I am looking for a utility that will strip line numbers in a text file and ignore lines that do not have line numbers. the one we are currently using is 16 bit and not compatible with win7. compatibility mode does not work and we are about to lose the last xp computer. 

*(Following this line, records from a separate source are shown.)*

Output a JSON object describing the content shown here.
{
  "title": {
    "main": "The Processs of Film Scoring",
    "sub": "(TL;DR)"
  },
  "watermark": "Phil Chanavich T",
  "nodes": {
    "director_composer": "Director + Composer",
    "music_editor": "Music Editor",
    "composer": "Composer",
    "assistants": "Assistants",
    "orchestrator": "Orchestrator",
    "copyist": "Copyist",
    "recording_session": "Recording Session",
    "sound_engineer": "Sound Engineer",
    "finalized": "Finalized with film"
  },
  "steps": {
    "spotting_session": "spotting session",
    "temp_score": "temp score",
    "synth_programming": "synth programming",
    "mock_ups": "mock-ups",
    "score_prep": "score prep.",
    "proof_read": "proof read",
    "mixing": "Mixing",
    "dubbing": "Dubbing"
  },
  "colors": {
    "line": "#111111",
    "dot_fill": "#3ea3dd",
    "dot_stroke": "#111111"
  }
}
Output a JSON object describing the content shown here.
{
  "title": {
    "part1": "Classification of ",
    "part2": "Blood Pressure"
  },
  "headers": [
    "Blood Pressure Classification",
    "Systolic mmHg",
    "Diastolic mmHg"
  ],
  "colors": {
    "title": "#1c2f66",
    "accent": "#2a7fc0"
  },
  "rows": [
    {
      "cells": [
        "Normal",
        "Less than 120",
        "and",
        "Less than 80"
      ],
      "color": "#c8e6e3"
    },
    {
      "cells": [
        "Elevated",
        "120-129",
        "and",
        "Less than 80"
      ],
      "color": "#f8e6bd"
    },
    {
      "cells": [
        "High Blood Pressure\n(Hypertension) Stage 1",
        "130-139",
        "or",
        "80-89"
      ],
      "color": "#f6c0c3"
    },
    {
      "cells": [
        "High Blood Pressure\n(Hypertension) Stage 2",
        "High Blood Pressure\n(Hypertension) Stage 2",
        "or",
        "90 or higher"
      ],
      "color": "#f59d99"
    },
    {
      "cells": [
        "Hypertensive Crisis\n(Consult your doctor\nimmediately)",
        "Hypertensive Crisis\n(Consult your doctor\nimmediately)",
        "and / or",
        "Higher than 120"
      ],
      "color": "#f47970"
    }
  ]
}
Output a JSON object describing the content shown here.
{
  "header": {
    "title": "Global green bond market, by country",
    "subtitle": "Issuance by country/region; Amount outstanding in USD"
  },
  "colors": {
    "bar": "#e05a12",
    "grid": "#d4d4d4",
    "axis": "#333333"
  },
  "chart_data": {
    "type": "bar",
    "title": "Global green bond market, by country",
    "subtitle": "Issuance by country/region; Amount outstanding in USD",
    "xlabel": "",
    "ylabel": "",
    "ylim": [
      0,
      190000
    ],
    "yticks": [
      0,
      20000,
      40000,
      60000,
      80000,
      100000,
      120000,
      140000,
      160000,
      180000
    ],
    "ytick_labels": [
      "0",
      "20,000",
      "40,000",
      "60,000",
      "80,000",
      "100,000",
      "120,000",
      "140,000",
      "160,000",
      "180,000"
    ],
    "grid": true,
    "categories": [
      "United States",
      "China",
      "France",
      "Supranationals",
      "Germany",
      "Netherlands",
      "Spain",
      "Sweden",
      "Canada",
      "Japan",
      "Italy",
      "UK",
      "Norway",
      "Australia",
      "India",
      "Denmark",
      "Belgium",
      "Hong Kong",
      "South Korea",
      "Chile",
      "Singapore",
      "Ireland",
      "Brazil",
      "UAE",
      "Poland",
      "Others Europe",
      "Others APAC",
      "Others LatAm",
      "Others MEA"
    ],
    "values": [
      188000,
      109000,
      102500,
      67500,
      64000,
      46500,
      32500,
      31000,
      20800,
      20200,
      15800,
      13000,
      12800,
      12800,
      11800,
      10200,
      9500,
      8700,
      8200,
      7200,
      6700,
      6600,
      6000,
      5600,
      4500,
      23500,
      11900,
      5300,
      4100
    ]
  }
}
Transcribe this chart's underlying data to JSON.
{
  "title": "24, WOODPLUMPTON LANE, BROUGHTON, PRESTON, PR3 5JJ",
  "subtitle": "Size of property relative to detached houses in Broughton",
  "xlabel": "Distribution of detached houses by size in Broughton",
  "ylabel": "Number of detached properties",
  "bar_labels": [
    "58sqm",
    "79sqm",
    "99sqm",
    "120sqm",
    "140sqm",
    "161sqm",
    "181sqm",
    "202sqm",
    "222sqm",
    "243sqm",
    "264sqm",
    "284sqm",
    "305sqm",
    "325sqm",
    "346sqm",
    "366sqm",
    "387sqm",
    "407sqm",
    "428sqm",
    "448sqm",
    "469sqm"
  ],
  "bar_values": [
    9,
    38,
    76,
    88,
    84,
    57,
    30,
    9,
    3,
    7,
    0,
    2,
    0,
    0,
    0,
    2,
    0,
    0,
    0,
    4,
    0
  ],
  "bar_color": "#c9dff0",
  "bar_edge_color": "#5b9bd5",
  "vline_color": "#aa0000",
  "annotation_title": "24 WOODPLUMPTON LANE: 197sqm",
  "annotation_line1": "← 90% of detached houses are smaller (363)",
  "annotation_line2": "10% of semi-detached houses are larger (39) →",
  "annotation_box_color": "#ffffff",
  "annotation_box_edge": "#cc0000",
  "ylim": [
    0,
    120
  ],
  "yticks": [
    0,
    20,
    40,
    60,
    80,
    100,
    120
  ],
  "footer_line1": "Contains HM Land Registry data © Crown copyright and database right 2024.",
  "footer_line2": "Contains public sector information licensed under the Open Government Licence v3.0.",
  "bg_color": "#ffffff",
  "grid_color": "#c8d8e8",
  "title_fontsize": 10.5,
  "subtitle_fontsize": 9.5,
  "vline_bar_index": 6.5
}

the line numbers are the nXXX. They need to be deleted from a file that will have over 100000 lines but not every line will have a line number. anyone know of a utility that will do this?

sample
%
:O1000
n010 T1 M6
n011 G0 G90 G40 G21 G17 G94 G80
n012 G54 X-75 Y-25 S500 M3 (Start Point)
n013 G43 Z100 H1
n014 Z5
G1 Z-20 F100
X-50 M8 
X0 Y50 
X50 Y0 
X0 Y-50 
X-50 Y0 
Y25 
X-75 
G0 Z100
M30


----------



## AlbertMC2 (Jul 15, 2010)

*Re: strip line numbers in g code*

You just need a script to do this.

1)
In vbscript: (copy code and save as name.vbs)

```
Set objArgs = WScript.Arguments 
Set objFS = CreateObject("Scripting.FileSystemObject")
Set objRE = New RegExp

If objArgs.Count = 1 Then
	strFile = objArgs(0)
	Set objFile = objFS.GetFile(strFile)
	strTemp = objFS.GetParentFolderName(objFile) & "\temp.txt"
else
	strFile = "c:\test\test.txt"
	strTemp = "c:\test\temp.txt"
End If

Set objFile = objFS.OpenTextFile(strFile)
Set objOutFile = objFS.CreateTextFile(strTemp,True) 

With objRE
    .Pattern    = "^n[0-9]{3} \b"
    .IgnoreCase = True
    .Global     = False
End With

Do Until objFile.AtEndOfStream
	strLine = objFile.ReadLine
	If objRE.Test( strLine ) Then 
		result = objRE.Replace(strLine, "")
		objOutFile.WriteLine(result)
	Else
		objOutFile.WriteLine(strLine)
	End If
Loop

Set objRE = Nothing
objOutFile.Close
objFile.Close
objFS.DeleteFile(strFile)
objFS.CopyFile strTemp,strFile,overwrite
objFS.DeleteFile(strTemp)
```
You can just drag and drop your file onto the newly created VBS file.

2)
Else here is a powershell script. I have just started with powershell so it might not be fast or the best possible way to do this.
Copy the code and save it as script.ps1
to run go to *start *-> *run *-> type in 
*powershell -file "c:\users\user\desktop\script.ps1"*


```
$file = "c:\test\1.txt"
$content = Get-Content $file
if ( $content -match "^n[0-9]{3} \b" ) {
        $content -replace "^n[0-9]{3} \b", "" |
        Set-Content $file     
 } 
else {
        Add-Content $file ""
}
```
where "c:\test\1.txt" is the path and name of your file

3)
Lastly you could do this in Notepad++
Open document -> Search -> Replace
Search for *^n[0-9]{3} *
Note there must be a space after the {3}
And replace it with nothing
Make sure you select Regular Expression
Then replace all.


----------



## sobeit (Nov 11, 2007)

*Re: strip line numbers in g code*

thanks for the scripts. I will give them a try monday. I don't know why I did not think about the wordpad one - I guess I did not know you can replace text with nothing  don't know why the person from our computer department didn't think of that either. all they did was to try a bunch of dos emulators.


----------



## AceInfinity (Jan 21, 2012)

*Re: strip line numbers in g code*

You don't even need a script, just use a good text editor like Notepad++ or SublimeText2, Ctrl+H (for replace) make sure Regex is enabled, then create a pattern to look for numeric characters at the beginning of a line, replace them with "" if you want to get rid of them...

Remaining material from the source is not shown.